Weekly Column · Edition #5

The Roman Report — 11 May 2026 – 17 May 2026

Published Monday, 11 May 2026

There are weeks in football that remind you exactly why this sport holds such a terrifying, wonderful power over people, and the drama at the Stadio Tardini on Sunday was precisely that kind of week. Roma were dead. Not struggling, not uncomfortable — dead, trailing Parma with the clock running out, looking at another damaging dropped points just when the stakes could not be higher. And then, in the manner of a club that has always seemed to court theatre the way other clubs court stability, they came back. Donyell Malen brilliant, Paulo Dybala doing what Dybala does when the occasion demands something beautiful, and Devyne Rensch — a substitute, barely on the pitch — writing himself into the match with a goal and then winning the penalty in the 101st minute that settled the whole glorious mess. When the full-back posted "Roma never dies" in capital letters on Instagram afterwards, with those yellow and red hearts, it felt less like social media noise and more like a sincere declaration of faith. Because Roma really do refuse to stay down, and in moments like these, you are reminded that this team, for all its frustrations, has a pulse that beats fast and loud.

Of course, it would not be Roma if the aftermath arrived without controversy, and the penalty that won the match has predictably stirred a hornets' nest. Paolo Di Canio, flanked on Sky Sport by Marchegiani and De Grandis — three men who spent their careers draped in Lazio blue — queued up to express their doubts about whether Rensch had actually been fouled, or had instead thrown himself to the floor. Di Canio delivered his verdict with the kind of theatrical certainty he always does, suggesting the contact was from Rensch pulling on his opponent rather than the other way around. Costacurta and Bergomi saw it differently and defended the referee's call. I will leave the television debate there, except to say that when actor Luca Zingaretti pointedly asked whether a panel of three ex-Lazio figures could be trusted to assess a Roma penalty fairly, he was asking a question that needed asking. With the Derby della Capitale arriving next weekend, the optics of that particular studio arrangement were, to put it charitably, unfortunate. Rensch went for it. In the modern game, at 2–1 down in added time, you go for it. That is not cynicism, that is survival.

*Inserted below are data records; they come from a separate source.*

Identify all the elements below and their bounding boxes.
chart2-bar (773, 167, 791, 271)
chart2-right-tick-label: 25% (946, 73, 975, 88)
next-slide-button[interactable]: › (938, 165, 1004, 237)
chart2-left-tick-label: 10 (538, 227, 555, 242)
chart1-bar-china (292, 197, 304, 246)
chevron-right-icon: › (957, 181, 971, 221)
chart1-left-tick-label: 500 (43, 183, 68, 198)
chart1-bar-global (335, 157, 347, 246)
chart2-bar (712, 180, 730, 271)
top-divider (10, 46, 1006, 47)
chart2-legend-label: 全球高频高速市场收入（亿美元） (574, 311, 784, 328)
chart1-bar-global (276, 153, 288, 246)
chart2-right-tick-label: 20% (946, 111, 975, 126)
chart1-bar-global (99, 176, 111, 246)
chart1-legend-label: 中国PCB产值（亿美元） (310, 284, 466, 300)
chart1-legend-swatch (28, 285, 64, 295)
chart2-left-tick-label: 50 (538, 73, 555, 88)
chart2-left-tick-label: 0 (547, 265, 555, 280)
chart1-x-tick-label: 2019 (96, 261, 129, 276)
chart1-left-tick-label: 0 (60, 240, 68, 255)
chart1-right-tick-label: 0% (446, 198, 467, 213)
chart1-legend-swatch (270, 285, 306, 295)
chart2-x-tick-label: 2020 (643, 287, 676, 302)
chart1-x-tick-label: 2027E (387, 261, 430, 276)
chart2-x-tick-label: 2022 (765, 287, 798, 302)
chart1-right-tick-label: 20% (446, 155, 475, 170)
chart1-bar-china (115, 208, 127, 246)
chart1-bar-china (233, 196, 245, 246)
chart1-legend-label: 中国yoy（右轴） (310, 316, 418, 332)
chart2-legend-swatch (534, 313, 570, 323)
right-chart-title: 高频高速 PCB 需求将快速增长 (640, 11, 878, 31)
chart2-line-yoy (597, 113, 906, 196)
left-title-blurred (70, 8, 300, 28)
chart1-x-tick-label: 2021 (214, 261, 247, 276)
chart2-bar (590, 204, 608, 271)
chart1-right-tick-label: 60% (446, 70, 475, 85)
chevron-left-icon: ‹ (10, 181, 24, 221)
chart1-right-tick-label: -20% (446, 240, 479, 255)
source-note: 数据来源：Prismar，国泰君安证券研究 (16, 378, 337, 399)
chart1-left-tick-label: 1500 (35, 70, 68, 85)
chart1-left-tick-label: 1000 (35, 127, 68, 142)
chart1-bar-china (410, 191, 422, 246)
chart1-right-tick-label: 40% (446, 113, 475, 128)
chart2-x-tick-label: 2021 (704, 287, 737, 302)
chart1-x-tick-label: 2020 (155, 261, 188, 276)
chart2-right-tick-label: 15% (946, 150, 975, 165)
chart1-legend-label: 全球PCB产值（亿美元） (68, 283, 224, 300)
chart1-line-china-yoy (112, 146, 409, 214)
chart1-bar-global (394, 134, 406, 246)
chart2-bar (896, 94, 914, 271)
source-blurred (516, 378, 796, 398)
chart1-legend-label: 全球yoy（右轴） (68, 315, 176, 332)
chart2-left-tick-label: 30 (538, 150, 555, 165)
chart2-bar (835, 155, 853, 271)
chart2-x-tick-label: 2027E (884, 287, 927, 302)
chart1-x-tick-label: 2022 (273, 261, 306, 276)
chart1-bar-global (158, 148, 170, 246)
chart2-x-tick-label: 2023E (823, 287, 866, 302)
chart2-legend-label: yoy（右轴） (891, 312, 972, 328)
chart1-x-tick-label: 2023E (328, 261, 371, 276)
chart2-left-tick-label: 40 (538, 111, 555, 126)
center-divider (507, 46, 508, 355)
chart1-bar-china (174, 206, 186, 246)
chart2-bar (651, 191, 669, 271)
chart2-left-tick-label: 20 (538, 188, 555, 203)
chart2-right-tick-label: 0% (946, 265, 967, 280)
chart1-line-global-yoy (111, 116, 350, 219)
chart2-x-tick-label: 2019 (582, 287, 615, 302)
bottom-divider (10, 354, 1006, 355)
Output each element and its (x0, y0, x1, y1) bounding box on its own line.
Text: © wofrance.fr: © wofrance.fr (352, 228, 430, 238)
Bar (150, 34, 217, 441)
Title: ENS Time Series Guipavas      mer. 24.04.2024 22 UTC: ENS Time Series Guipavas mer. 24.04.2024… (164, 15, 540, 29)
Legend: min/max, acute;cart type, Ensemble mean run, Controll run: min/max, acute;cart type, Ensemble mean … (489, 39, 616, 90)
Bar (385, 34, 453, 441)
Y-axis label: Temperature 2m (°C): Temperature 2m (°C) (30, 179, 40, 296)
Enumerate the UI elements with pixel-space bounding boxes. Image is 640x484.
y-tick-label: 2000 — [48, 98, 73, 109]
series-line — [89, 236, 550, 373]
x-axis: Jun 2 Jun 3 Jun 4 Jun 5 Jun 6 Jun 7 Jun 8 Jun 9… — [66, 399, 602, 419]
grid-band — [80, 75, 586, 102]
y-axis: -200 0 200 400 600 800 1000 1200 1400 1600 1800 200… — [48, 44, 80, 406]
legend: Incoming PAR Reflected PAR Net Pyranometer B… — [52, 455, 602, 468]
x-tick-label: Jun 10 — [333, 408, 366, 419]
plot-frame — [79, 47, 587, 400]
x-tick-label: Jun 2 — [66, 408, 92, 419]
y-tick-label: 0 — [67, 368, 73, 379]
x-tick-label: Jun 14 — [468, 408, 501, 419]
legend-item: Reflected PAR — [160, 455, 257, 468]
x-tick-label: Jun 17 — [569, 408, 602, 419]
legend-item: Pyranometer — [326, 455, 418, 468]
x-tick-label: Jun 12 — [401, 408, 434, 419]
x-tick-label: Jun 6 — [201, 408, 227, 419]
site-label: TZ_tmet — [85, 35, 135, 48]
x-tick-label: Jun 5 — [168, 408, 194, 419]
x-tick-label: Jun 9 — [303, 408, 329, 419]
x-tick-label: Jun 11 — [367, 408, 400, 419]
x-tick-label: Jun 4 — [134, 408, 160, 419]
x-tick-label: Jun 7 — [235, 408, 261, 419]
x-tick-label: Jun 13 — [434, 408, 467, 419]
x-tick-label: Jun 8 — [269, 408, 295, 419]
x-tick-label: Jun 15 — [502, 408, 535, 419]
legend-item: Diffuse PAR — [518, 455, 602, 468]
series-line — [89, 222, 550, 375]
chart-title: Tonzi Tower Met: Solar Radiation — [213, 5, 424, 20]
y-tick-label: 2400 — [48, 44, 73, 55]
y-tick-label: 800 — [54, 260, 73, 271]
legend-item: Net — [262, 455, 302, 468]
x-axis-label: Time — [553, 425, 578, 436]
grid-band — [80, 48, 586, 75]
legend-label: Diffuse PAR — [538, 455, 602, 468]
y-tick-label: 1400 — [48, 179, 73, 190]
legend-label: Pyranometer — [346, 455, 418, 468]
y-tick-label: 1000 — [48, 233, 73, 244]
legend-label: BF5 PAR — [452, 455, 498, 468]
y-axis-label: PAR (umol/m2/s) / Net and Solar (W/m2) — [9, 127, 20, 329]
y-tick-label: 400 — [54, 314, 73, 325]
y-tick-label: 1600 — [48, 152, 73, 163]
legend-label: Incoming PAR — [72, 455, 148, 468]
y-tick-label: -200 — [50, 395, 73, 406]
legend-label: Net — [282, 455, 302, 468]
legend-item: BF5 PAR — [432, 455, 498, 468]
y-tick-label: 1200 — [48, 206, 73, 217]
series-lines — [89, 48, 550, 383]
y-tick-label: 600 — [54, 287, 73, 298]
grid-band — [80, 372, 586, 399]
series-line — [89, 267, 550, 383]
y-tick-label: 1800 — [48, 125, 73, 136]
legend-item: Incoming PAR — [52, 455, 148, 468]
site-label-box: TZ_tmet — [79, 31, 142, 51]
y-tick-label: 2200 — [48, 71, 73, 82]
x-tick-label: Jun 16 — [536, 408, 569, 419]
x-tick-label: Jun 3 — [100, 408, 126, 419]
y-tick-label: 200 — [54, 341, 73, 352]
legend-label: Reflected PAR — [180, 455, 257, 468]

What the Parma ratings made clear, though, is that this victory cannot become a fig leaf for the defensive problems that have been accumulating all season. Gianluca Mancini, Hermoso and Matías Soulé were savaged across the Italian press, most outlets placing them in the fives, and honestly it is hard to argue with the assessment. Developing a habit of conceding two goals before launching a comeback in stoppage time is not a sustainable way to approach football matches, particularly not when Champions League qualification is the prize on the table. Gasperini earned some deserved credit for his substitutions — getting Rensch on at the right moment was decisive and showed the tactical instinct that makes him such a compelling coach — but there will need to be a serious conversation about the defensive shape before Sunday, because Lazio will punish the kind of lapses Parma were able to exploit.

Off the pitch, the club continues to search for a sporting director, with Cristiano Giaretta the latest name to surface alongside Sogliano and D'Amico. It is a search that has gone on long enough to cause some anxiety among the fanbase, and rightly so. Gasperini needs a football structure around him that functions efficiently, a director who can think clearly about squad building rather than simply reacting to whatever crisis presents itself. Getting this appointment right matters enormously for what the club builds next, and the urgency should not be underestimated. Meanwhile, Roberto Pruzzo — a man whose love for Roma and instincts about the club I have always respected — has been warning loudly that a return to the Conference League would represent a genuine regression in ambition. He is correct, and those words should be pinned to the wall of every decision-maker at Trigoria. The Europa League feels like the floor, not the ceiling, and that has to be the starting point for every contract decision, every transfer target, every conversation about what Roma are trying to become.

Which brings us, inescapably, to Paulo Dybala. Torri has come out in favour of extending his contract despite the financial complications involved, and I find myself in full agreement. Whatever the reservations about wages and injury history, what Dybala does to this football club — to the supporters, to the dressing room, to the quality of everything around him when he is fit and engaged — is irreplaceable in any straightforward accounting. The man was at the heart of the Parma comeback. He is always at the heart of it. You do not let that go lightly.

The kick-off time for the Derby della Capitale remains unconfirmed, with the league still weighing public order considerations and the scheduling of the Internazionali d'Italia tennis tournament — an absurd set of competing priorities that only Italian football could produce so casually. History, at least, is on Roma's side when the derby falls on a Monday, and perhaps the footballing gods might arrange things accordingly. But whenever it kicks off and whatever time it starts, this is the week that defines the Giallorossi's season. Win, and Champions League football feels real. Lose, and the conversation about step-backwards and Conference League destiny becomes very loud very quickly. Roma never dies, Rensch told us on Sunday. Let us see what they are made of when it truly matters.